Divertissements mathégraphiques

Dossier : Arts, Lettres et SciencesMagazine N°548 Octobre 1999Par : Pierre NASLIN (39)Rédacteur : Jean-Marie CHAUVIN (51)

Le mot “ math­é­graphique ” en dit assez long pour que vous ne le cher­chiez pas dans le Petit Larousse : il n’y est pas encore, mais cela vien­dra. Quant aux diver­tisse­ments pro­posés par Pierre Naslin, ils régaleront les math­é­mati­ciens comme les philosophes des sci­ences. Loin d’en avoir fait un sim­ple recueil de curiosités clas­siques et mod­ernes, l’auteur innove, décou­vre, invente, par­ti­c­ulière­ment dans des domaines d’actualité tels que ceux des attracteurs et des formes fractales.

Aucun amoureux des nom­bres et de leurs appli­ca­tions graphiques ne man­quera d’y trou­ver quelque sujet de pas­sion, tant ce livre cou­vre de champs où cha­cun s’est déjà égaré avec délices.

Entre ces champs, à pre­mière vue dis­parates, Pierre Naslin a un remar­quable tal­ent pour ouvrir des portes qui ren­dent son ouvrage très cohérent. En chemin, nous par­courons un pays où se côtoient des formes géométriques créées à par­tir des nom­bres, des con­struc­tions imag­i­naires impos­si­bles dans notre monde réel, des pavages sophis­tiqués, des suites numériques aux com­porte­ments incroy­ables (lisez donc le réc­it des exploits du gang à Fibonac­ci !), de bizarres struc­tures arith­mé­tiques, des orages de grêlons et de super-grêlons, le cal­cul des car­rés et des cubes mag­iques, et cent autres étrangetés. L’auteur n’oublie pas d’aborder la logique booléenne, les jeux et le hasard.

Tout ceci est donc tis­sé à par­tir d’une trame qui donne une éton­nante con­ti­nu­ité à l’ensemble. Et tout nous devient fam­i­li­er, tant l’exposé est clair et plaisant : car il est impos­si­ble d’être vrai­ment sérieux, sans le sub­til recul qu’on appelle l’humour.

S’il est moins soucieux de cohérence glob­ale, le lecteur pour­ra au con­traire sirot­er ces diver­tisse­ments à petites gorgées.
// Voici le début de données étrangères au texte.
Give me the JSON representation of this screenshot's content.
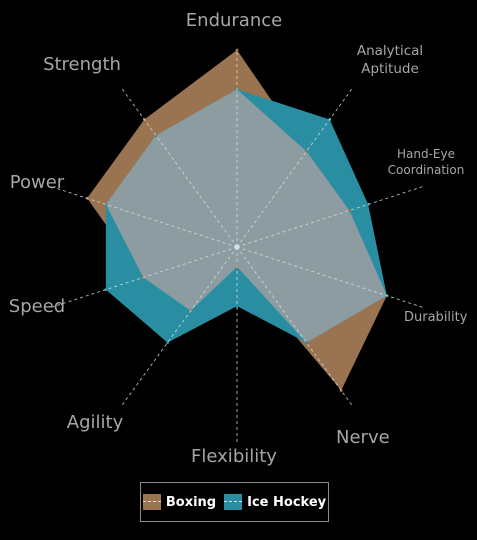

Il appro­fondi­ra alors les chapitres les plus pro­pres à étanch­er sa soif et, qui sait, y ajoutera à son tour quelques décou­vertes : Pierre Naslin, peu jaloux des thèmes qu’il développe, les accueillera volontiers.

Pour ma part et avec l’aide de mon ordi­na­teur – Arthur, pour les intimes –, j’ai pris un vif plaisir à creuser l’arithmétique des man­tiss­es, la loi de New­comb-Ben­ford (selon laque­lle le pre­mier chiffre sig­ni­fi­catif d’une don­née physique ou économique est plus sou­vent 1 ou 2 que 8 ou 9), et les cycles d’attraction évo­qués aux pages 172 et suiv­antes de l’ouvrage : car la logique de l’informatique sou­tient bien la recherche théorique, tan­dis que sa rapid­ité facilite les cal­culs. L’étude des grêlons de Syra­cuse en est aus­si une bonne appli­ca­tion. L’auteur préfère sa cal­culette, qui pro­cure une vision directe des opéra­tions effec­tuées, mais l’une com­plète bien l’autre.

Sous les cubes mag­iques, la plage ! C’est en soule­vant le car­relage du boulanger chi­nois que le drag­on Pythagore décou­vre le tré­sor du nom­bre d’or. Mais bon, l’ami Naslin me dit que j’embrouille tout et que je déna­ture son livre : j’y retourne immédiatement.